Richmond launches dialogue about language on signs

THE City of Richmond has launched a multi-pronged campaign to explore the issue of language on signs in the context of community harmony. As part of the process, a moderated, multi-stakeholder forum will be held in March to facilitate community dialogue on the issue.

The SFU Centre of Dialogue will moderate the community workshop on Thursday, March 12 from 6:30- 8:30 p.m. at the John M.S. Lecky UBC Boathouse, 7277 River Road. Workshop participants will hear about Richmond’s efforts to promote and strengthen community harmony, explore the topics of language on signs and community harmony and share their own perspectives on the topic.

The workshop is free, but space is limited. Interested participants must pre-register by Friday, March 6 by email at [email protected]

In addition to the community workshop, community members and groups will be able to get more information on the program and provide input via the City’s online discussion platform at LetsTalkRichmond.ca from March 6-20. Specific comments can also be sent via email to [email protected] or by mail or hand to Richmond City Hall, 6911 No. 3 Road, Richmond BC, V6Y 2C1, Attn. Signs Consult.
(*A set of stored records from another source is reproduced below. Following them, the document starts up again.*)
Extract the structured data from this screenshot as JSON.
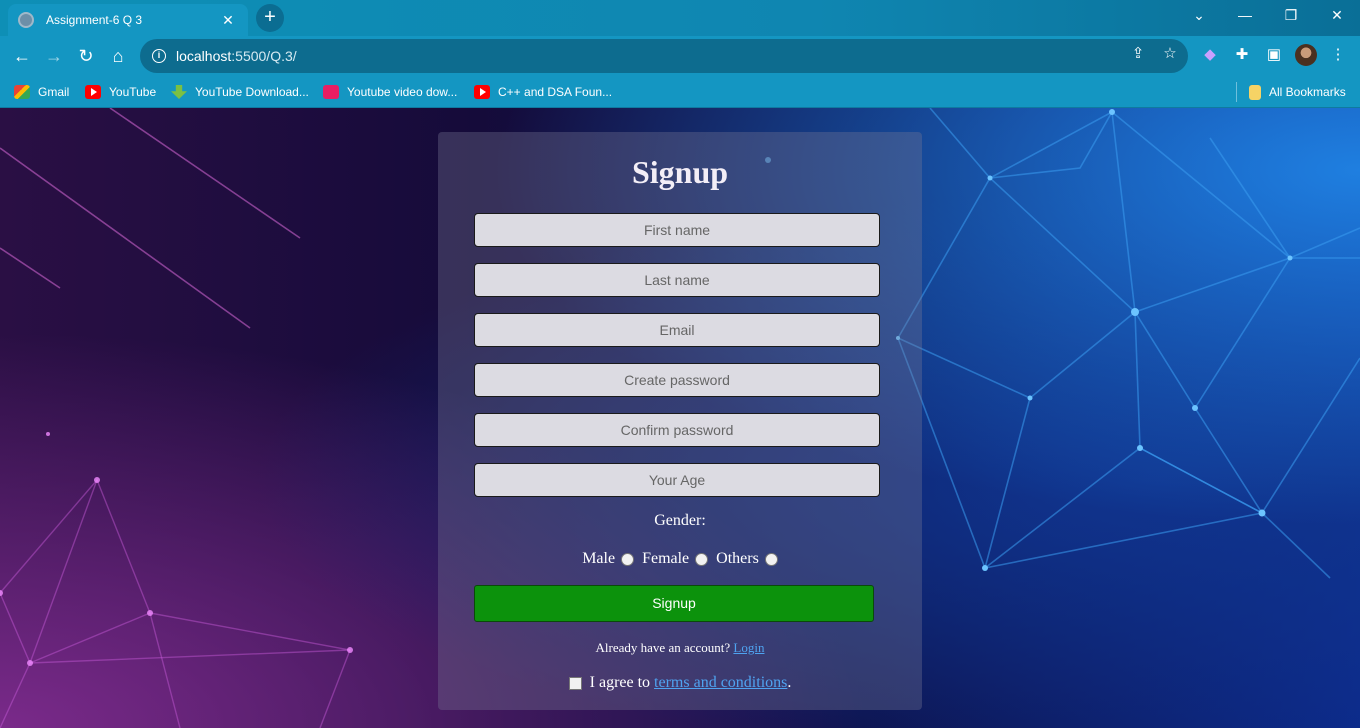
{
  "browser": {
    "tab_title": "Assignment-6 Q 3",
    "url_host": "localhost",
    "url_path": ":5500/Q.3/",
    "bookmarks": [
      {
        "label": "Gmail",
        "icon": "gmail-icon"
      },
      {
        "label": "YouTube",
        "icon": "youtube-icon"
      },
      {
        "label": "YouTube Download...",
        "icon": "download-icon"
      },
      {
        "label": "Youtube video dow...",
        "icon": "u-icon"
      },
      {
        "label": "C++ and DSA Foun...",
        "icon": "youtube-icon"
      }
    ],
    "all_bookmarks": "All Bookmarks"
  },
  "form": {
    "title": "Signup",
    "fields": [
      {
        "placeholder": "First name"
      },
      {
        "placeholder": "Last name"
      },
      {
        "placeholder": "Email"
      },
      {
        "placeholder": "Create password"
      },
      {
        "placeholder": "Confirm password"
      },
      {
        "placeholder": "Your Age"
      }
    ],
    "gender_label": "Gender:",
    "gender_options": [
      "Male",
      "Female",
      "Others"
    ],
    "submit_label": "Signup",
    "already_text": "Already have an account?",
    "login_link": "Login",
    "agree_prefix": "I agree to",
    "terms_link": "terms and conditions",
    "agree_suffix": "."
  },
  "colors": {
    "signup_button": "#0c920c",
    "link": "#4fa3f0",
    "browser_chrome": "#1496c2"
  }
}
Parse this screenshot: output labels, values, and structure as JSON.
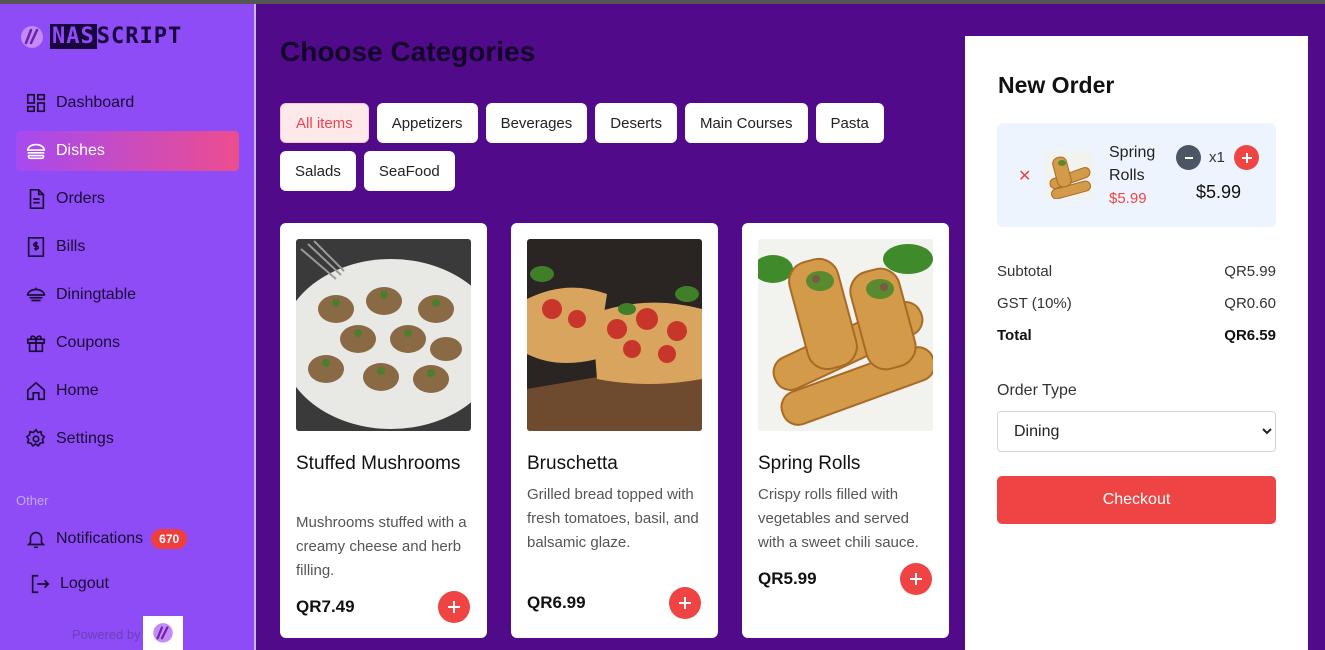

Additional information is also available on the City’s website at

www.richmond.ca/signage

The City is also consulting with various community business organizations, including the Richmond Intercultural Advisory Committee, Richmond Chamber of Commerce, BC Signs Association and individual sign companies, Canadian Race Relations Council, Laurier Institution, Richmond Chinese Community Society , Chinese Federation of Commerce of Canada and the Chinese Real Estate Professionals Association of BC to gather feedback on the issue and to encourage the inclusion of English on signage and publications through education.

The City has also commissioned staff from the UBC School of Geography to conduct a scan and analysis of how other communities are dealing with the issue of language on signs and how they promote community harmony.

Information gathered by the City will be provided to Richmond Council later this spring. The program responds to a referral from Council last year, which directed staff to study the issue of language on signs, undertake public and stakeholder consultation and develop recommendations for possible future regulatory, education or other measures.

Staff were also directed to consult with business owners to encourage more use of English language on signs. In response, City staff have undertaken a comprehensive program to educate Richmond businesses about the importance to community harmony of including English on all signage and advertising material. Multilingual staff are visiting every business in the City Centre on a zone-by-zone basis to inform them about sign bylaw requirements and discuss the issue of language on signs. The intent of the outreach project is to achieve compliance and promote community harmony with education rather than taking a strictly regulatory approach.

The City is also using the annual Business License renewal process to ensure that businesses are aware of the need for proper sign permits and to encourage inclusion of 50 per cent English content on signs. While this message was previously included in business license application forms, a special insert in both English and Chinese has now been produced to ensure that language is not a barrier to the message.  This approach will ensure that all licensed businesses in Richmond will have received a friendly written notice within one year.

New multilingual information packages on starting a small business in Richmond have been developed to help ensure businesses are aware of Sign Bylaw and other regulatory requirements.